GUSTAVE FLAUBERT EN LA INTIMIDAD
( Gustave Flaubert dans sa vie intime )

Publicado en La Nouvelle Revue, el 1 de enero 1881

      Tan pronto como un hombre obtiene la fama, su vida es analizada, descrita, comentada por todos los periódicos del mundo; y parece que el público experimenta un placer especial sabiendo la hora de sus comidas, el estilo de sus muebles, sus gustos particulares y sus hábitos cotidianos. Los hombres célebres se prestan con mucho gusto a esta curiosidad que aumenta su gloria: abren las puertas de su casa a los periodistas y el fondo de su corazón a todo el mundo.
      Por el contrario, Gustave Flaubert siempre ha ocultado su vida con un pudor particular; jamás se dejó retratar; y, aparte de sus íntimos, nadie se le pudo aproximar. Fue, únicamente a sus amigos, a quiénes abrió su « corazón humano ». Pero sobre este corazón humano se había instalado desde hacía tiempo, el amor a las letras, un amor tan fogoso, tan desbordante, que todos los restantes sentimiento por los que la humanidad vive, llora, espera y trabaja, habían sido poco a poco ahogados, engullidos en aquel.
      « El estilo es el hombre », decía Buffon. Flaubert fue el estilo, y de tal modo, que la forma de su frase decidía a menudo la forma de su pensamiento. Todo en él era cerebral; y no amaba nada, no había podido amar nada que no le pareciese literario. Tras sus gustos, sus deseos, sus sueños, no se encontraba nada más que una cosa: la literatura; no pensaba más que en eso, no podía hablar más que de eso; y las personas con las que se encontraba no le gustaban seguramente excepto que apreciase en ellos a los personajes de sus novelas.
      En sus conversaciones, sus discusiones, sus arrebatos, cuando levantaba los brazos declamando con su voz ardiente, quedaba patente que su manera de ver, de sentir, de juzgar, dependía únicamente de una especie de criterio artístico a través del que tamizaba todas sus opiniones.
      « Nosotros, decía, no debemos existir; únicamente nuestras obras existen »; y citaba con frecuencia a La Bruyère, cuya vida y costumbres nos resultan casi desconocidas, como el ideal del hombre de letras. Él quería dejar libros y no recuerdos.
      Su concepción del estilo responde a su concepción del escritor. Pensaba que la personalidad del hombre debe desaparecer en la originalidad del libro, y que la originalidad del libro no debe proceder nunca de la singularidad del estilo.

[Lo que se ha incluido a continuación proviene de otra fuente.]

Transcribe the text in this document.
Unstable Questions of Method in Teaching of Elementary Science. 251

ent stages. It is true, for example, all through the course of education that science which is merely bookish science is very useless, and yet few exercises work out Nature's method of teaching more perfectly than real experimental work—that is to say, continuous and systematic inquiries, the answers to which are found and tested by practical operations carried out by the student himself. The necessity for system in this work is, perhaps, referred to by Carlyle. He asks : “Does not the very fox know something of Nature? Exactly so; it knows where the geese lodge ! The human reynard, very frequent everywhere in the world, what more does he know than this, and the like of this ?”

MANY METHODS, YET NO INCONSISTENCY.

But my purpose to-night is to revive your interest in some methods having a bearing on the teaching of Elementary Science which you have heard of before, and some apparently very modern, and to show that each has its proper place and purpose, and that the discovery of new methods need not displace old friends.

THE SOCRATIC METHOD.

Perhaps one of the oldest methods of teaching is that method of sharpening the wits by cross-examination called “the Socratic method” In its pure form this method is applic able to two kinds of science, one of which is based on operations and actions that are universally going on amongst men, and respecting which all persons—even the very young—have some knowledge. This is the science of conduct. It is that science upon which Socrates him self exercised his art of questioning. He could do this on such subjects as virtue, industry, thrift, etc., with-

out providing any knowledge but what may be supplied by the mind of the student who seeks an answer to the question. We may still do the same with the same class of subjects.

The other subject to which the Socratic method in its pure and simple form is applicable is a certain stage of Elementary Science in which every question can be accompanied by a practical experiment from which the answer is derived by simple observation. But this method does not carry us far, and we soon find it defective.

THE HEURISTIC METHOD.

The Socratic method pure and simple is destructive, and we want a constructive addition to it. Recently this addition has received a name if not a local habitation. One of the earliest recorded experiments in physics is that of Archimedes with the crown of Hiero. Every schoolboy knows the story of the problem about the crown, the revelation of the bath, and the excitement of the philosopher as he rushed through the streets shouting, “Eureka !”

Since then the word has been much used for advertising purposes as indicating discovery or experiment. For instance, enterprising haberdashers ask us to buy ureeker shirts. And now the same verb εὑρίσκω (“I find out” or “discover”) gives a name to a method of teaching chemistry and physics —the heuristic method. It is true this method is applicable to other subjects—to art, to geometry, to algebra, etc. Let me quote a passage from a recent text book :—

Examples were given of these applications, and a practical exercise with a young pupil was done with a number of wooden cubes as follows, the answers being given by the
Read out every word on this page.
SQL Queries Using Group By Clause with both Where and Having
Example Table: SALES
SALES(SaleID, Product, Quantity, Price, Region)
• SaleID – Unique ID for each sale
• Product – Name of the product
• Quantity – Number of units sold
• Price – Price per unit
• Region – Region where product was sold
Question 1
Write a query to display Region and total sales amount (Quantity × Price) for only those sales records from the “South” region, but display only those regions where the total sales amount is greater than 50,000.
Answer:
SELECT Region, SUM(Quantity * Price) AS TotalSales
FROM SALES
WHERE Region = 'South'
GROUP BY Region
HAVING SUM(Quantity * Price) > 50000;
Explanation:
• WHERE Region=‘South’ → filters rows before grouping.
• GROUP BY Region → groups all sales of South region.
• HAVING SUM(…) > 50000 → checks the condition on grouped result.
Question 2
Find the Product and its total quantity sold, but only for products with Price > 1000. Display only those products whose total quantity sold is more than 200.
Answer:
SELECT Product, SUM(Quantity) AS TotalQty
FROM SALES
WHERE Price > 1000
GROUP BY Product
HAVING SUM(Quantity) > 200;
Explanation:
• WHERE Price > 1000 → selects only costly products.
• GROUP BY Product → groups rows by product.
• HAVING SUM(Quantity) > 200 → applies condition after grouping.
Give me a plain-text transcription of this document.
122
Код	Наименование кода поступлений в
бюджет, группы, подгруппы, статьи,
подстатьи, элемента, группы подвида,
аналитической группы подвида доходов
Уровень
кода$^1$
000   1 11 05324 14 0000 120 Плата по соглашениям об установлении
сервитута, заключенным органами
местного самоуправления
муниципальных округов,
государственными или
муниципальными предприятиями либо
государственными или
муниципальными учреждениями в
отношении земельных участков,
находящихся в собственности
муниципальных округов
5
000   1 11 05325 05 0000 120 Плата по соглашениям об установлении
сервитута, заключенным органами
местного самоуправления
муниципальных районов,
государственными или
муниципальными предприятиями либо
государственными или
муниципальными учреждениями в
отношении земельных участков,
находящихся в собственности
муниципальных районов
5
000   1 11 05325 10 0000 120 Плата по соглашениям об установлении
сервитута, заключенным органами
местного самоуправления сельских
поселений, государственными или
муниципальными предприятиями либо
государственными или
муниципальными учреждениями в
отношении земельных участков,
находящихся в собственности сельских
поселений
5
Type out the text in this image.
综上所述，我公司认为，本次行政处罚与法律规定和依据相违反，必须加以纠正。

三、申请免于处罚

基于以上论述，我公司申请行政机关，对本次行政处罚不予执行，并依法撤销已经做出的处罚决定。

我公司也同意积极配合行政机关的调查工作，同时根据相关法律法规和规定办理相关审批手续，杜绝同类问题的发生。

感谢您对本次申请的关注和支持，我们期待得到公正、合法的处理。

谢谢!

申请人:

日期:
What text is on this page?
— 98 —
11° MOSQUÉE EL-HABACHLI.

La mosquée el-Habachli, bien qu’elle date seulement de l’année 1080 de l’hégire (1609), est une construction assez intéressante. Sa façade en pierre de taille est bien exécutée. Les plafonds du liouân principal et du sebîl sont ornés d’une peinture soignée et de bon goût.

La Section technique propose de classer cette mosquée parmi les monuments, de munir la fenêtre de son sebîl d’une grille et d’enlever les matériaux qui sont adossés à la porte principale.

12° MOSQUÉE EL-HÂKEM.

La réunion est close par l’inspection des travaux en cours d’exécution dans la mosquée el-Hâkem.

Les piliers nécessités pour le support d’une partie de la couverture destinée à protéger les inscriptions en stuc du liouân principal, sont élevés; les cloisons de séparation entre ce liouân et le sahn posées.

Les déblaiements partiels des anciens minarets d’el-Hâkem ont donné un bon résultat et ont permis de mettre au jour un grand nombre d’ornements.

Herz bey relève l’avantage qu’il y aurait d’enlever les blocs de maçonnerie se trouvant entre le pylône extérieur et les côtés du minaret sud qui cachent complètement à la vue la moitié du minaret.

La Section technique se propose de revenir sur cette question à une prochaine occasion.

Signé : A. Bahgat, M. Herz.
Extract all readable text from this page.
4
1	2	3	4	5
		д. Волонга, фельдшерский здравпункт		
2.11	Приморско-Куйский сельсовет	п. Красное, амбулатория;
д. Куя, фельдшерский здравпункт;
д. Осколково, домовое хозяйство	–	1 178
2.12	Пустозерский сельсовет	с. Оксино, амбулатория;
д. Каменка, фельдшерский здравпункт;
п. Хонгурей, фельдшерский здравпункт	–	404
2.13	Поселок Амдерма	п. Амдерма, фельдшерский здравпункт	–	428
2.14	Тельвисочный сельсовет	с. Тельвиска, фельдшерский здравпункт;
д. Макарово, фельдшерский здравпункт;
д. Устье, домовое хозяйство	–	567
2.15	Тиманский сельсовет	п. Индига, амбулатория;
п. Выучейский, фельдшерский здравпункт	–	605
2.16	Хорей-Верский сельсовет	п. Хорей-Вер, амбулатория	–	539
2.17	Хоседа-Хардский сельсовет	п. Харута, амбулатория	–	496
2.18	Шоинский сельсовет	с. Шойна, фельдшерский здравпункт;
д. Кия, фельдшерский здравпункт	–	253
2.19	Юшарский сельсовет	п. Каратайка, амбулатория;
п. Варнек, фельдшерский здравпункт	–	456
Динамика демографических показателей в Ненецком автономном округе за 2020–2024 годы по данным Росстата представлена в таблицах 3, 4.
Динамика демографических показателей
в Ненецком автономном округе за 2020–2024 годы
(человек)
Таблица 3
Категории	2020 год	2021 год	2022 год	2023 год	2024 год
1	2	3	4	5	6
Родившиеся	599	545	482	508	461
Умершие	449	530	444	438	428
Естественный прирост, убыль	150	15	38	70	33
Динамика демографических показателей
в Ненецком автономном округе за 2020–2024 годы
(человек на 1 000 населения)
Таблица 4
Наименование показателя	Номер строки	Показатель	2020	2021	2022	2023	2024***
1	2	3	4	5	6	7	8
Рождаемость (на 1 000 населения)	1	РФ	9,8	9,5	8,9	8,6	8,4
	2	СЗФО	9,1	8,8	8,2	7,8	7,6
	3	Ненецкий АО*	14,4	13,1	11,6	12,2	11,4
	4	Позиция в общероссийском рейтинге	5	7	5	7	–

      No concebía los estilos como una serie de muelas particulares, de las que cada una son propias a cada escritor, y en las que se cuelan todos sus pensamientos; pero creía en el estilo, es decir en una manera única de expresar una cosa con todo su color y en toda su intensidad.
      Para él, la forma era la misma obra. Del mismo modo que en los seres vivos, la sangre alimenta la carne y determina incluso su forma, su apariencia exterior, siguiendo la raza y la familia, así para él, en la obra, el fondo fatalmente impone la única y precisa expresión, la medida, el ritmo, todo el acabado de la forma.
      No comprendía que la forma pudiese existir sin el fondo, ni el fondo sin la forma.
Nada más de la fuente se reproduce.